Rekaman tersebut pertama kali diunggah oleh akun Instagram @pendakilawas, memperlihatkan pria yang dengan santainya mengabadikan momen di area terlarang. Ia bahkan secara terang-terangan mengaku mendaki secara ilegal, tanpa melalui jalur resmi dan tanpa persetujuan pihak berwenang.
Tindakan itu sontak menuai kekhawatiran publik. Banyak pihak menilai aksi nekat ini bisa menjadi preseden buruk yang mendorong orang lain melakukan hal serupa.
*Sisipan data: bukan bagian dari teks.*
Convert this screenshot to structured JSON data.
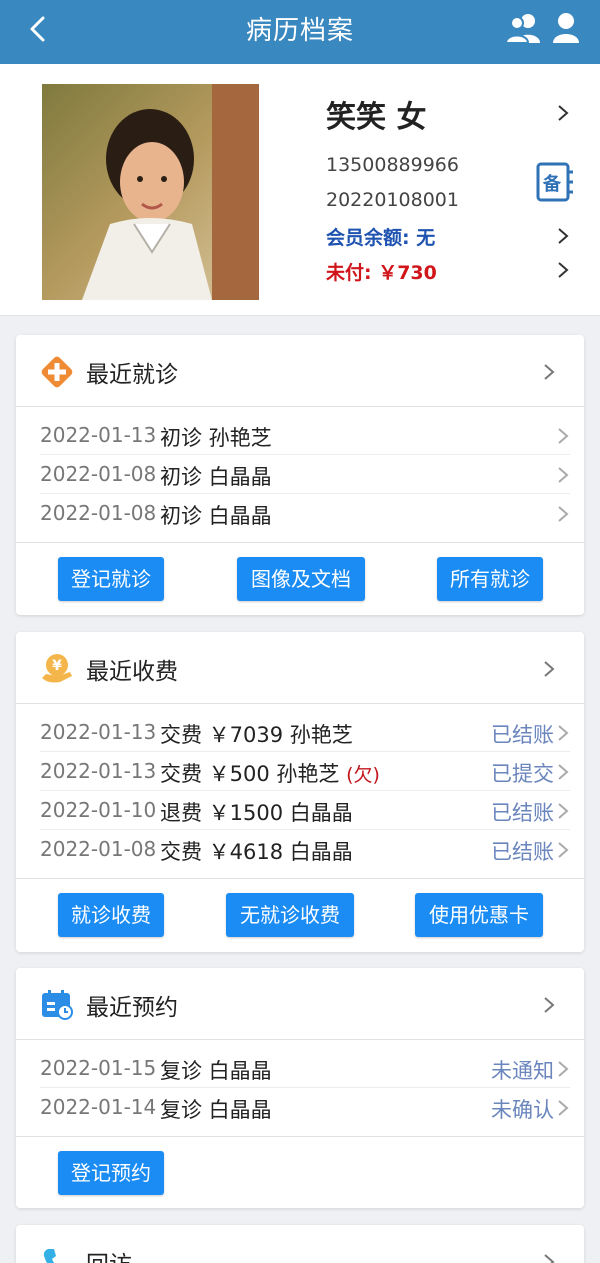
{
  "header": {
    "title": "病历档案"
  },
  "patient": {
    "name": "笑笑 女",
    "phone": "13500889966",
    "record_no": "20220108001",
    "balance": "会员余额: 无",
    "unpaid": "未付: ￥730",
    "note_label": "备"
  },
  "visits": {
    "title": "最近就诊",
    "rows": [
      {
        "date": "2022-01-13",
        "desc": "初诊 孙艳芝"
      },
      {
        "date": "2022-01-08",
        "desc": "初诊 白晶晶"
      },
      {
        "date": "2022-01-08",
        "desc": "初诊 白晶晶"
      }
    ],
    "buttons": [
      "登记就诊",
      "图像及文档",
      "所有就诊"
    ]
  },
  "charges": {
    "title": "最近收费",
    "rows": [
      {
        "date": "2022-01-13",
        "desc": "交费 ￥7039 孙艳芝",
        "extra": "",
        "status": "已结账"
      },
      {
        "date": "2022-01-13",
        "desc": "交费 ￥500 孙艳芝",
        "extra": "(欠)",
        "status": "已提交"
      },
      {
        "date": "2022-01-10",
        "desc": "退费 ￥1500 白晶晶",
        "extra": "",
        "status": "已结账"
      },
      {
        "date": "2022-01-08",
        "desc": "交费 ￥4618 白晶晶",
        "extra": "",
        "status": "已结账"
      }
    ],
    "buttons": [
      "就诊收费",
      "无就诊收费",
      "使用优惠卡"
    ]
  },
  "appointments": {
    "title": "最近预约",
    "rows": [
      {
        "date": "2022-01-15",
        "desc": "复诊 白晶晶",
        "status": "未通知"
      },
      {
        "date": "2022-01-14",
        "desc": "复诊 白晶晶",
        "status": "未确认"
      }
    ],
    "buttons": [
      "登记预约"
    ]
  },
  "followup": {
    "title": "回访"
  },
  "colors": {
    "header": "#3a88c0",
    "button": "#1a8cf4",
    "balance": "#1f53b0",
    "unpaid": "#d0161b",
    "status": "#6b86bd"
  },
  "icons": [
    "back-icon",
    "users-icon",
    "user-icon",
    "chevron-right-icon",
    "note-icon",
    "plus-cross-icon",
    "yuan-coin-icon",
    "calendar-icon",
    "phone-icon"
  ]
}
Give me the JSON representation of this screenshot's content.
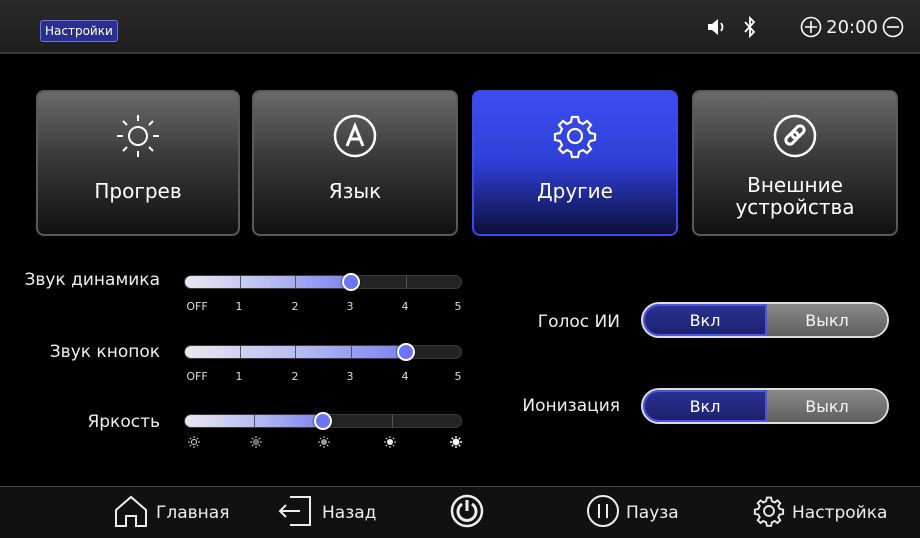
{
  "header": {
    "title": "Настройки",
    "time": "20:00",
    "icons": [
      "speaker-icon",
      "bluetooth-icon",
      "plus-circle-icon",
      "minus-circle-icon"
    ]
  },
  "tabs": [
    {
      "label": "Прогрев",
      "icon": "sun-icon",
      "active": false
    },
    {
      "label": "Язык",
      "icon": "letter-a-icon",
      "active": false
    },
    {
      "label": "Другие",
      "icon": "gear-icon",
      "active": true
    },
    {
      "label_line1": "Внешние",
      "label_line2": "устройства",
      "icon": "link-icon",
      "active": false
    }
  ],
  "sliders": {
    "speaker": {
      "label": "Звук динамика",
      "value": 3,
      "max": 5,
      "ticks": [
        "OFF",
        "1",
        "2",
        "3",
        "4",
        "5"
      ]
    },
    "buttons": {
      "label": "Звук кнопок",
      "value": 4,
      "max": 5,
      "ticks": [
        "OFF",
        "1",
        "2",
        "3",
        "4",
        "5"
      ]
    },
    "brightness": {
      "label": "Яркость",
      "value": 2.5,
      "max": 5,
      "icons": [
        "sun-small-icon",
        "sun-small-icon",
        "sun-small-icon",
        "sun-small-icon",
        "sun-small-icon"
      ]
    }
  },
  "toggles": {
    "voice": {
      "label": "Голос ИИ",
      "on_label": "Вкл",
      "off_label": "Выкл",
      "selected": "on"
    },
    "ionization": {
      "label": "Ионизация",
      "on_label": "Вкл",
      "off_label": "Выкл",
      "selected": "on"
    }
  },
  "bottom": {
    "home": "Главная",
    "back": "Назад",
    "pause": "Пауза",
    "settings": "Настройка"
  },
  "colors": {
    "accent": "#3b49e6",
    "knob": "#6a74f4"
  }
}
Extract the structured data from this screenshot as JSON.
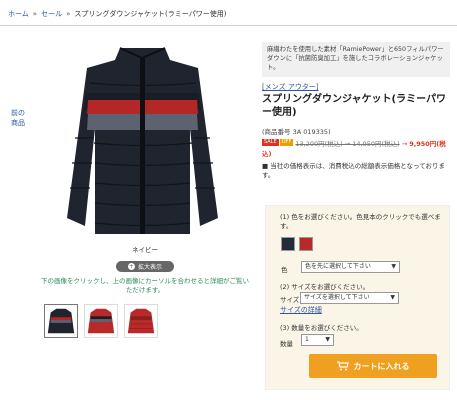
{
  "breadcrumb": {
    "home": "ホーム",
    "sale": "セール",
    "current": "スプリングダウンジャケット(ラミーパワー使用)"
  },
  "nav": {
    "prev_label": "前の商品"
  },
  "image": {
    "color_name": "ネイビー",
    "zoom_label": "拡大表示",
    "instruction": "下の画像をクリックし、上の画像にカーソルを合わせると詳細がご覧いただけます。"
  },
  "thumbnails": [
    "navy",
    "red",
    "red-back"
  ],
  "product": {
    "description": "麻繊わたを使用した素材「RamiePower」と650フィルパワーダウンに「抗菌防臭加工」を施したコラボレーションジャケット。",
    "category": "[メンズ アウター]",
    "title": "スプリングダウンジャケット(ラミーパワー使用)",
    "product_no": "(商品番号 3A 019335)",
    "badges": [
      "SALE",
      "OFF"
    ],
    "old_price": "13,200円(税込) → 14,950円(税込)",
    "arrow": " → ",
    "new_price": "9,950円(税込)",
    "note": "■ 当社の価格表示は、消費税込の総額表示価格となっております。"
  },
  "options": {
    "step1": "(1) 色をお選びください。色見本のクリックでも選べます。",
    "colors": [
      {
        "name": "navy",
        "hex": "#232b3b"
      },
      {
        "name": "red",
        "hex": "#b82a2a"
      }
    ],
    "color_label": "色",
    "color_select": "色を先に選択して下さい",
    "step2": "(2) サイズをお選びください。",
    "size_label": "サイズ",
    "size_select": "サイズを選択して下さい",
    "size_detail": "サイズの詳細",
    "step3": "(3) 数量をお選びください。",
    "qty_label": "数量",
    "qty_value": "1",
    "cart_label": "カートに入れる"
  }
}
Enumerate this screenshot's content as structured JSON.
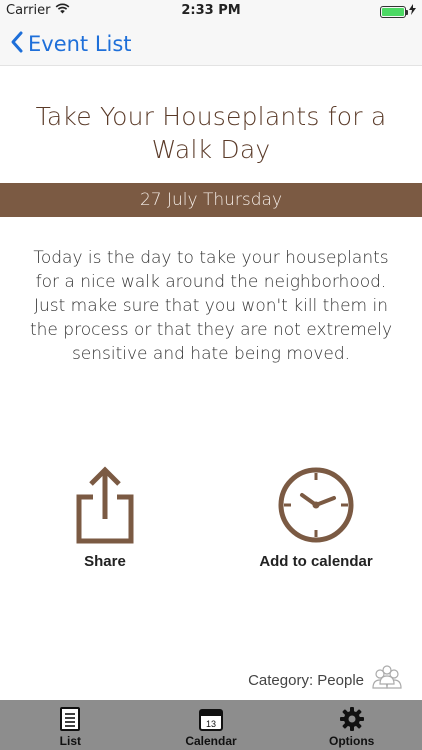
{
  "status_bar": {
    "carrier": "Carrier",
    "time": "2:33 PM"
  },
  "nav": {
    "back_label": "Event List"
  },
  "event": {
    "title": "Take Your Houseplants for a Walk Day",
    "date": "27 July Thursday",
    "description": "Today is the day to take your houseplants for a nice walk around the neighborhood. Just make sure that you won't kill them in the process or that they are not extremely sensitive and hate being moved."
  },
  "actions": {
    "share_label": "Share",
    "calendar_label": "Add to calendar"
  },
  "category": {
    "text": "Category: People"
  },
  "tabs": {
    "list": "List",
    "calendar": "Calendar",
    "calendar_day": "13",
    "options": "Options"
  },
  "colors": {
    "brown": "#7b5a43",
    "back_blue": "#1e6fd9",
    "tab_bg": "#8d8d8d",
    "battery_green": "#4cd964"
  }
}
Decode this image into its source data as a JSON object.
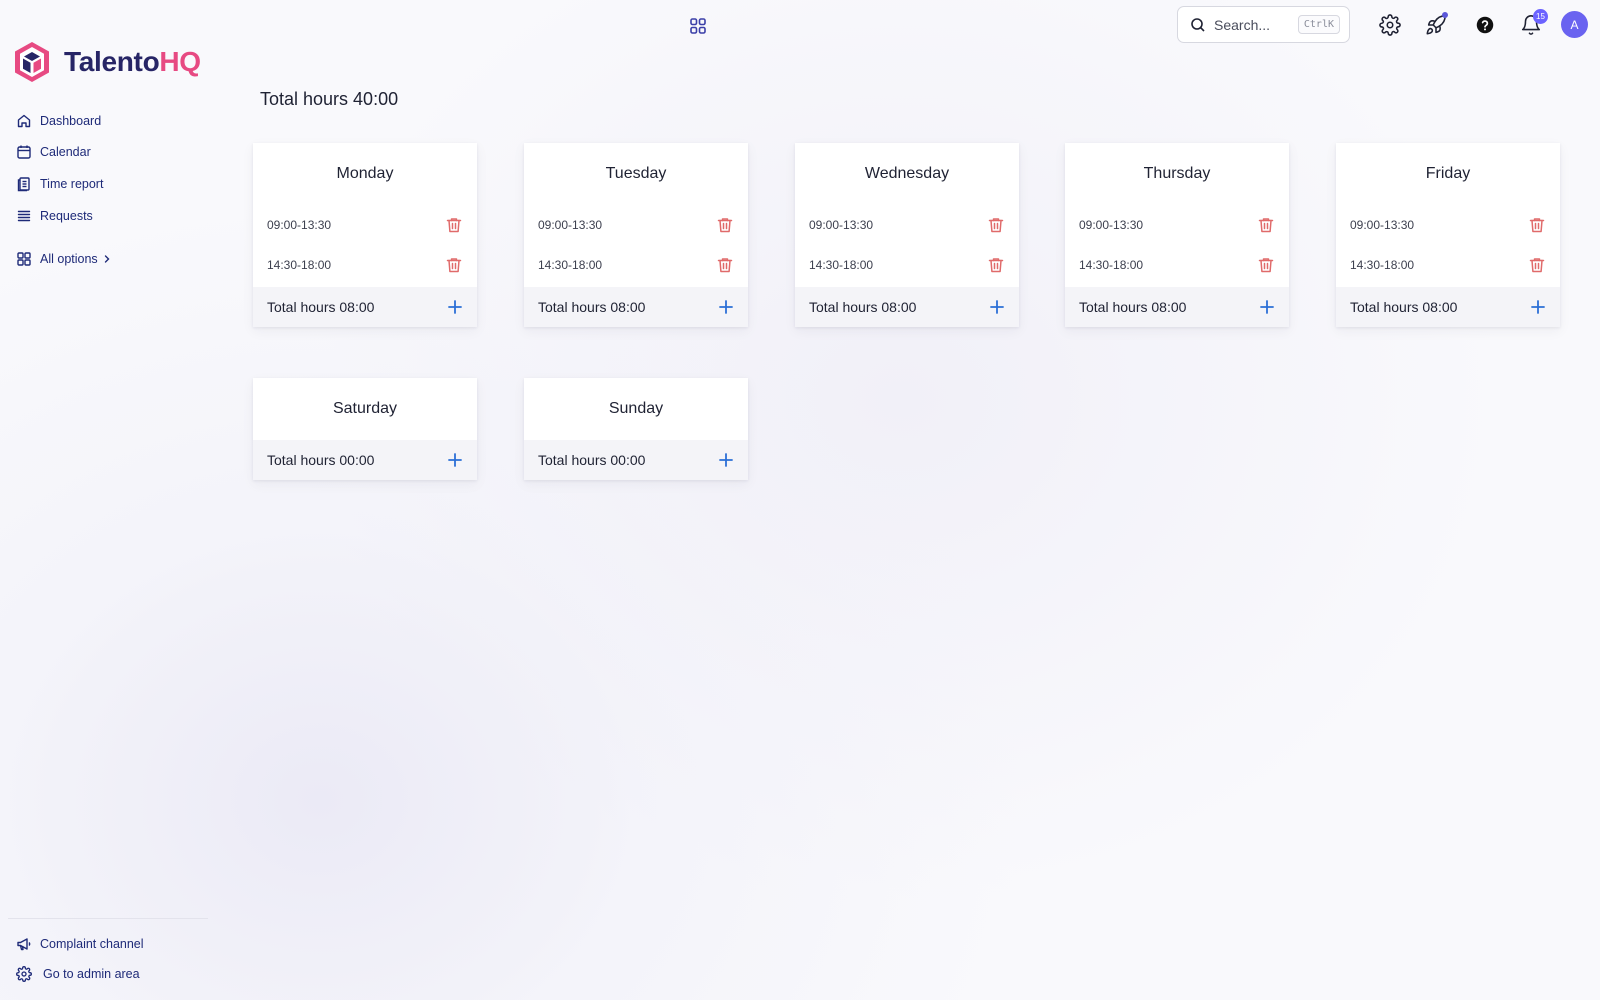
{
  "app": {
    "name_part1": "Talento",
    "name_part2": "HQ"
  },
  "topbar": {
    "search_placeholder": "Search...",
    "search_shortcut": "CtrlK",
    "notification_count": "15",
    "avatar_initial": "A"
  },
  "sidebar": {
    "items": [
      {
        "label": "Dashboard",
        "icon": "home-icon"
      },
      {
        "label": "Calendar",
        "icon": "calendar-icon"
      },
      {
        "label": "Time report",
        "icon": "report-icon"
      },
      {
        "label": "Requests",
        "icon": "list-icon"
      }
    ],
    "all_options": "All options",
    "bottom": [
      {
        "label": "Complaint channel",
        "icon": "megaphone-icon"
      },
      {
        "label": "Go to admin area",
        "icon": "gear-icon"
      }
    ]
  },
  "main": {
    "title": "Total hours 40:00",
    "days": [
      {
        "name": "Monday",
        "slots": [
          "09:00-13:30",
          "14:30-18:00"
        ],
        "total": "Total hours 08:00"
      },
      {
        "name": "Tuesday",
        "slots": [
          "09:00-13:30",
          "14:30-18:00"
        ],
        "total": "Total hours 08:00"
      },
      {
        "name": "Wednesday",
        "slots": [
          "09:00-13:30",
          "14:30-18:00"
        ],
        "total": "Total hours 08:00"
      },
      {
        "name": "Thursday",
        "slots": [
          "09:00-13:30",
          "14:30-18:00"
        ],
        "total": "Total hours 08:00"
      },
      {
        "name": "Friday",
        "slots": [
          "09:00-13:30",
          "14:30-18:00"
        ],
        "total": "Total hours 08:00"
      },
      {
        "name": "Saturday",
        "slots": [],
        "total": "Total hours 00:00"
      },
      {
        "name": "Sunday",
        "slots": [],
        "total": "Total hours 00:00"
      }
    ]
  },
  "colors": {
    "accent": "#1e2a78",
    "danger": "#e06a6a",
    "plus": "#2b6fd6",
    "brand_pink": "#e74a82",
    "brand_navy": "#272566"
  }
}
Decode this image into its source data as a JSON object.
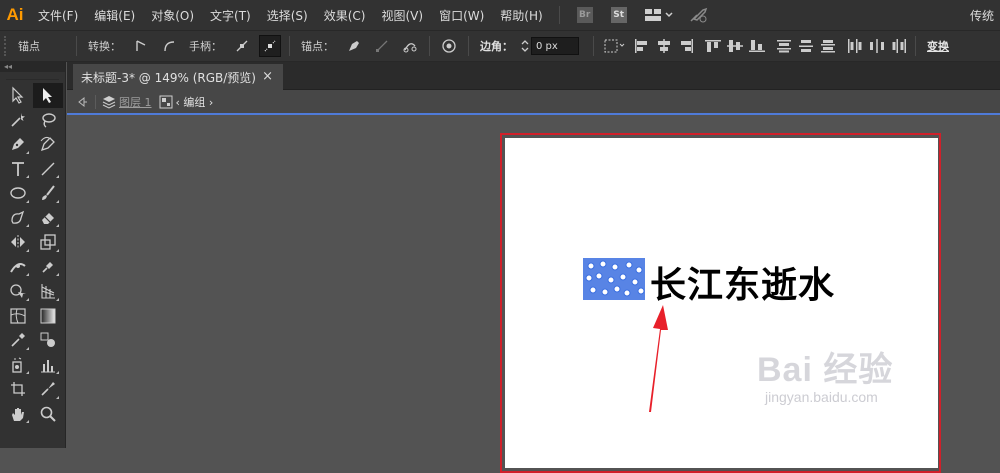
{
  "app": {
    "logo": "Ai",
    "workspace": "传统"
  },
  "menubar": {
    "items": [
      "文件(F)",
      "编辑(E)",
      "对象(O)",
      "文字(T)",
      "选择(S)",
      "效果(C)",
      "视图(V)",
      "窗口(W)",
      "帮助(H)"
    ],
    "icons": {
      "bridge": "Br",
      "stock": "St"
    }
  },
  "controlbar": {
    "selection_type": "锚点",
    "convert_label": "转换：",
    "handles_label": "手柄：",
    "anchors_label": "锚点：",
    "corner_label": "边角：",
    "corner_value": "0 px",
    "transform_label": "变换"
  },
  "document": {
    "tab_title": "未标题-3* @ 149% (RGB/预览)",
    "close_glyph": "×",
    "breadcrumb": {
      "layer": "图层 1",
      "group": "编组"
    }
  },
  "artboard": {
    "text": "长江东逝水"
  },
  "watermark": {
    "brand": "Bai 经验",
    "url": "jingyan.baidu.com"
  },
  "colors": {
    "accent": "#4f7bd9",
    "artboard_border": "#d0202a",
    "arrow": "#e8202a",
    "selection": "#3b6fe0"
  }
}
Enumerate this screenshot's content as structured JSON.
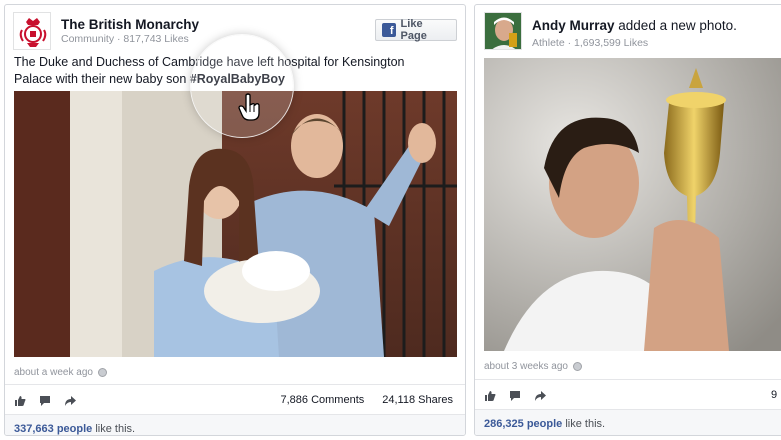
{
  "posts": [
    {
      "page_name": "The British Monarchy",
      "meta": "Community · 817,743 Likes",
      "like_button": "Like Page",
      "text_prefix": "The Duke and Duchess of Cambridge have left hospital for Kensington Palace with their new baby son ",
      "hashtag": "#RoyalBabyBoy",
      "timestamp": "about a week ago",
      "comments": "7,886 Comments",
      "shares": "24,118 Shares",
      "likes_count": "337,663 people",
      "likes_suffix": " like this."
    },
    {
      "page_name": "Andy Murray",
      "action": " added a new photo.",
      "meta": "Athlete · 1,693,599 Likes",
      "timestamp": "about 3 weeks ago",
      "stats_partial": "9",
      "likes_count": "286,325 people",
      "likes_suffix": " like this."
    }
  ],
  "icons": [
    "royal-crest-icon",
    "facebook-icon",
    "globe-icon",
    "like-icon",
    "comment-icon",
    "share-icon",
    "hand-cursor-icon"
  ],
  "colors": {
    "link": "#3b5998",
    "facebook_blue": "#3b5998",
    "meta_gray": "#90949c"
  }
}
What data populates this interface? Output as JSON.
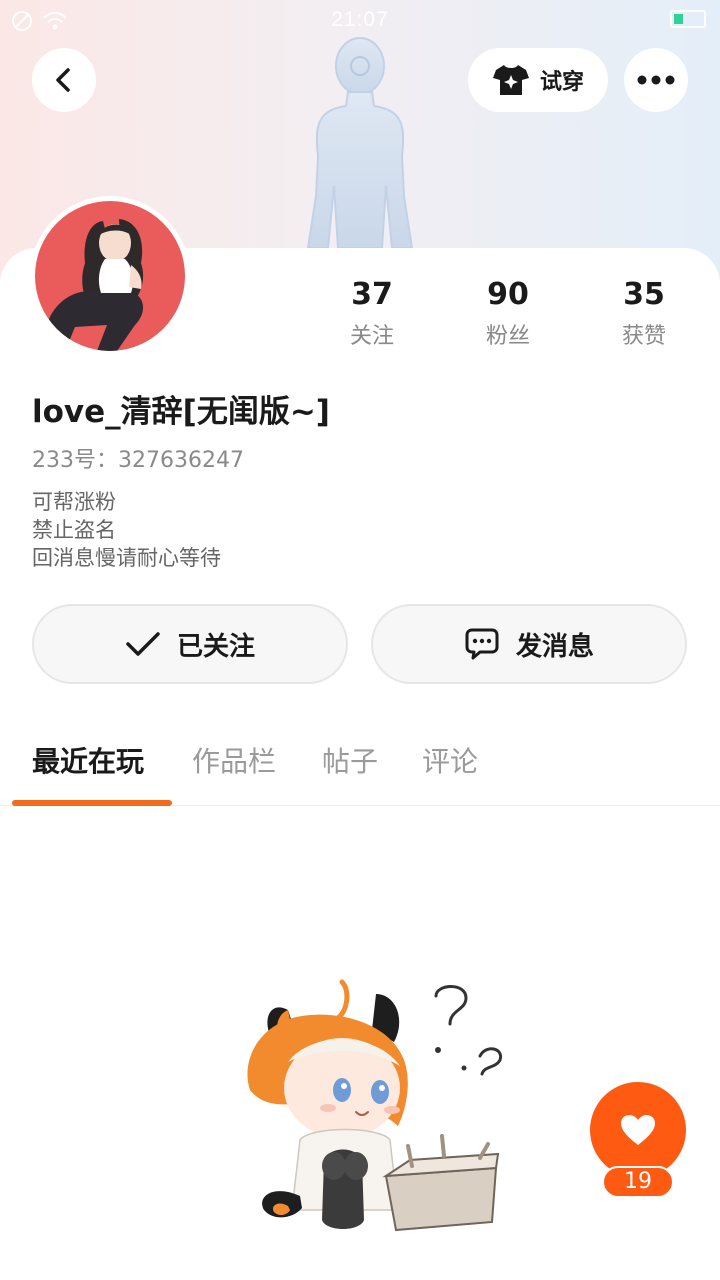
{
  "status_bar": {
    "time": "21:07",
    "icons": [
      "no-sim-icon",
      "wifi-icon",
      "battery-icon"
    ]
  },
  "header": {
    "back_icon": "chevron-left-icon",
    "tryon_label": "试穿",
    "tryon_icon": "tshirt-sparkle-icon",
    "more_icon": "more-dots-icon"
  },
  "profile": {
    "stats": [
      {
        "value": "37",
        "label": "关注"
      },
      {
        "value": "90",
        "label": "粉丝"
      },
      {
        "value": "35",
        "label": "获赞"
      }
    ],
    "username": "love_清辞[无闺版~]",
    "uid": "233号：327636247",
    "bio": [
      "可帮涨粉",
      "禁止盗名",
      "回消息慢请耐心等待"
    ]
  },
  "actions": {
    "follow_label": "已关注",
    "follow_icon": "check-icon",
    "message_label": "发消息",
    "message_icon": "chat-bubble-icon"
  },
  "tabs": [
    "最近在玩",
    "作品栏",
    "帖子",
    "评论"
  ],
  "active_tab": 0,
  "like": {
    "count": "19",
    "icon": "heart-icon"
  },
  "colors": {
    "accent": "#ff5a12",
    "tab_underline": "#f26a1b",
    "avatar_bg": "#ea5b5c"
  }
}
Apalagi, risiko pendakian saat gunung berstatus siaga bukan hal sepele. Potensi bencana bisa terjadi sewaktu-waktu.
TNGM turun tangan selidiki kasus
Menanggapi kejadian ini, Kepala Balai TNGM Muhammad Wahyudi menyatakan bahwa pihaknya langsung mengambil langkah investigasi.
“Kami sudah memerintahkan jajaran untuk mendalami kasus ini. Pemanggilan terhadap yang bersangkutan sedang diproses,” kata Wahyudi, dikutip Inca Berita, Senin (16/6/2025).
Menurut Wahyudi, informasi awal mengenai aksi pendakian tanpa izin itu diterima pada 11 Juni 2025. Video berasal dari akun TikTok @chandra.kusuma.fa, yang diketahui merupakan pendaki asal Magelang. Berdasarkan penelusuran, pendakian diduga terjadi pada 8 Juni 2025 dan melibatkan lebih dari satu orang.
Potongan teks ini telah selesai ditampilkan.